By KEVIN McCALLUM
THE PRESS DEMOCRAT
The elimination of California redevelopment agencies will create “carnage” on city projects unless the state gives communities more time to respond and adapt to a recent court ruling, Santa Rosa City Manager Kathy Millison said Friday.
The city stands to lose $12 million in funding for projects ranging from widening roads, reunifying Courthouse Square and building parks. It would also be forced to forgo construction of 285 units of affordable housing, face an annual half-million dollar hit to its general fund and see 12 city jobs put at risk, she said.
“In the short term, it’s a trail of carnage,” Millison said.
Communities across Sonoma County continue to grapple with implications of the state Supreme Court’s rejection of legal challenges to Gov. Jerry Brown’s plan to wrest control of $5 billion in tax revenue from the state’s 399 active redevelopment agencies.

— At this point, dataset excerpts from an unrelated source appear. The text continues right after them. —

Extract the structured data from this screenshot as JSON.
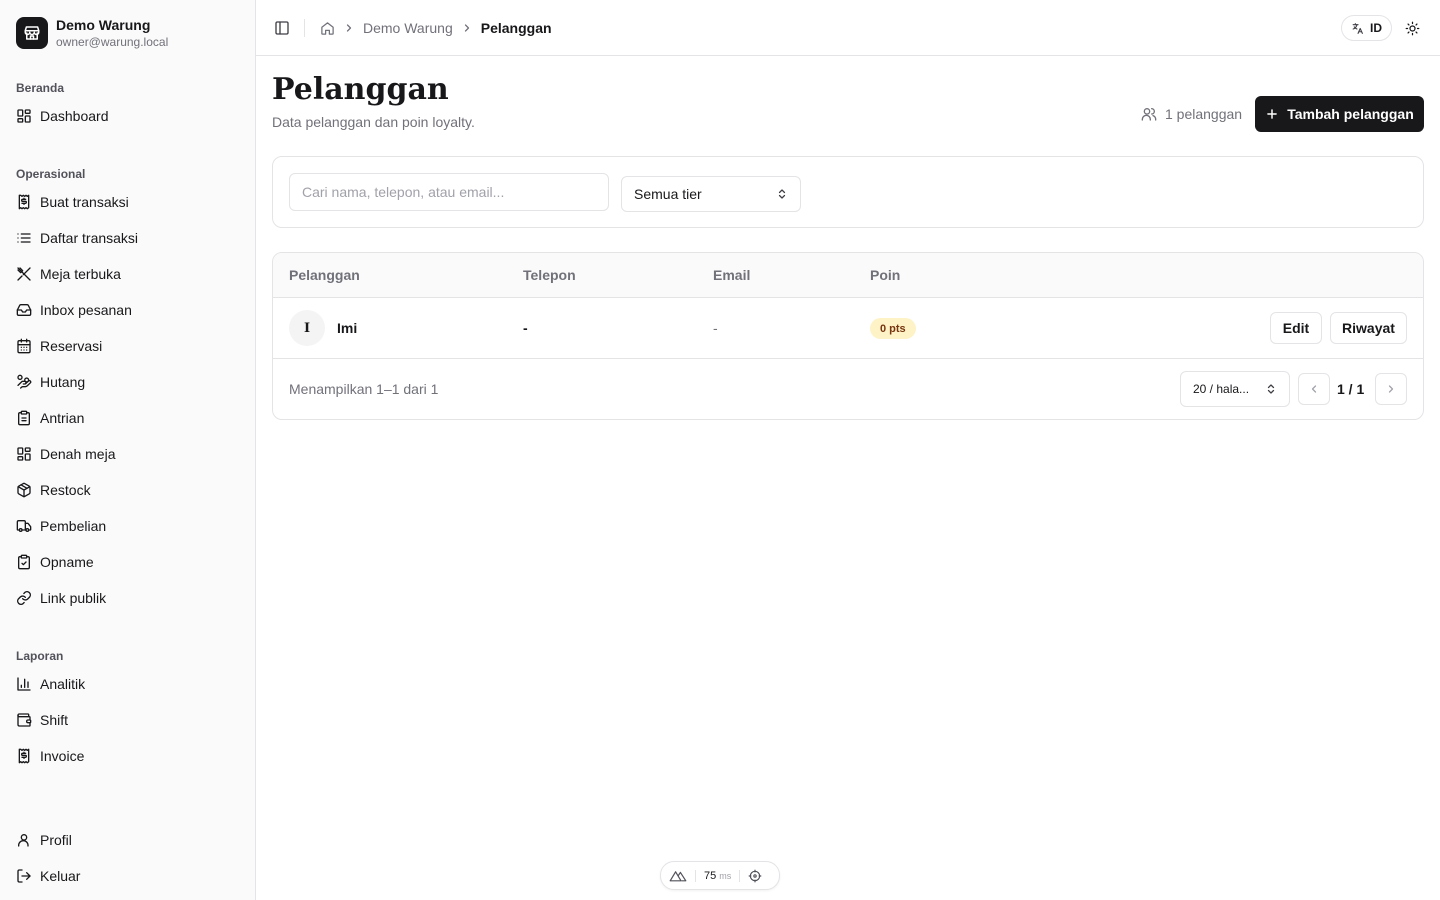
{
  "brand": {
    "name": "Demo Warung",
    "email": "owner@warung.local"
  },
  "sidebar": {
    "groups": [
      {
        "label": "Beranda",
        "items": [
          {
            "label": "Dashboard",
            "icon": "grid-icon"
          }
        ]
      },
      {
        "label": "Operasional",
        "items": [
          {
            "label": "Buat transaksi",
            "icon": "receipt-icon"
          },
          {
            "label": "Daftar transaksi",
            "icon": "list-icon"
          },
          {
            "label": "Meja terbuka",
            "icon": "utensils-icon"
          },
          {
            "label": "Inbox pesanan",
            "icon": "inbox-icon"
          },
          {
            "label": "Reservasi",
            "icon": "calendar-icon"
          },
          {
            "label": "Hutang",
            "icon": "hand-coins-icon"
          },
          {
            "label": "Antrian",
            "icon": "clipboard-icon"
          },
          {
            "label": "Denah meja",
            "icon": "grid-icon"
          },
          {
            "label": "Restock",
            "icon": "package-icon"
          },
          {
            "label": "Pembelian",
            "icon": "truck-icon"
          },
          {
            "label": "Opname",
            "icon": "clipboard-check-icon"
          },
          {
            "label": "Link publik",
            "icon": "link-icon"
          }
        ]
      },
      {
        "label": "Laporan",
        "items": [
          {
            "label": "Analitik",
            "icon": "bar-chart-icon"
          },
          {
            "label": "Shift",
            "icon": "wallet-icon"
          },
          {
            "label": "Invoice",
            "icon": "receipt-icon"
          }
        ]
      }
    ],
    "bottom": [
      {
        "label": "Profil",
        "icon": "user-icon"
      },
      {
        "label": "Keluar",
        "icon": "logout-icon"
      }
    ]
  },
  "header": {
    "breadcrumb": {
      "parent": "Demo Warung",
      "current": "Pelanggan"
    },
    "language": "ID"
  },
  "main": {
    "title": "Pelanggan",
    "subtitle": "Data pelanggan dan poin loyalty.",
    "count_label": "1 pelanggan",
    "add_button": "Tambah pelanggan",
    "search_placeholder": "Cari nama, telepon, atau email...",
    "tier_filter": "Semua tier",
    "table": {
      "columns": [
        "Pelanggan",
        "Telepon",
        "Email",
        "Poin"
      ],
      "rows": [
        {
          "initial": "I",
          "name": "Imi",
          "phone": "-",
          "email": "-",
          "points": "0 pts",
          "actions": [
            "Edit",
            "Riwayat"
          ]
        }
      ]
    },
    "pagination": {
      "summary": "Menampilkan 1–1 dari 1",
      "per_page": "20 / hala...",
      "page": "1 / 1"
    }
  },
  "perf": {
    "value": "75",
    "unit": "ms"
  }
}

City councils in Santa Rosa, Petaluma, Sonoma, Cotati and Rohnert Park as well as the Sonoma County supervisors next week will hear updates from staff members, many of whom spent much of this week anxiously trying to understand the impacts of the ruling and the meaning of fast-approaching deadlines.
“We’re all scrambling to (find out) what do we do?” said Matt Mullan, city manager of Windsor, which had forecast using $13.9 million in redevelopment money in the next few years.
Sonoma County’s 15 redevelopment areas are expected to generate a total of $50 million in tax revenue this year, money they are supposed to use to fight blight in their communities. All those agencies are set to be dissolved by Feb. 1.
The agencies that formed them have until Jan. 13 to decide whether they want to become the “successor agencies” that will operate under the direction of yet-to-be formed oversight boards.
Petaluma City Manager John Brown plans to tell the City Council Monday that the city has about $14 million that was not nailed down and is now at risk.
“That’s stuff lost as near as I can tell,” Brown said.
Redevelopment funding brings the city about $17 million a year, much of it designated for low-income housing programs, including support for Boys & Girls Clubs, which would take a big hit, Mayor David Glass said.
Unless there are changes, the city has no obvious way to pay for large, local infrastructure projects. “What is before us right now is a game-changer and is totally unacceptable,” Glass said.
Santa Rosa officials plan to update the City Council Tuesday, and will stress the deep financial impact the loss of redevelopment dollars would be for the city. The city’s redevelopment agency receives about $8 million per year in tax revenue from four redevelopment districts in the city.
The $12 million the city had planned to spend would have leveraged another $72 million in private sector investment, Millison said. If those $84 million in investments in the community don’t happen, it could cost the local economy 2,800 jobs, she said.
Sonoma City Manager Linda Kelly said the loss of redevelopment money is on the same scale as the passage of Proposition 13, the landmark 1978 ballot initiative that slashed property tax rates in California.
The elimination of the agencies, however, does not lower taxes. It redistributes the revenue to education and to special districts that have had some of their tax proceeds diverted to redevelopment agencies.
Sonoma City Council will hold a special session Thursday to decide what to do next.
“To transition to a new model after 28 years … is monumental,” Kelly said.
Cities and redevelopment officials are working with state legislators to craft a bill that will preserve some elements of redevelopment, such as its affordable housing component. A Senate measure to protect $2 billion in affordable housing funds heads to committee Tuesday.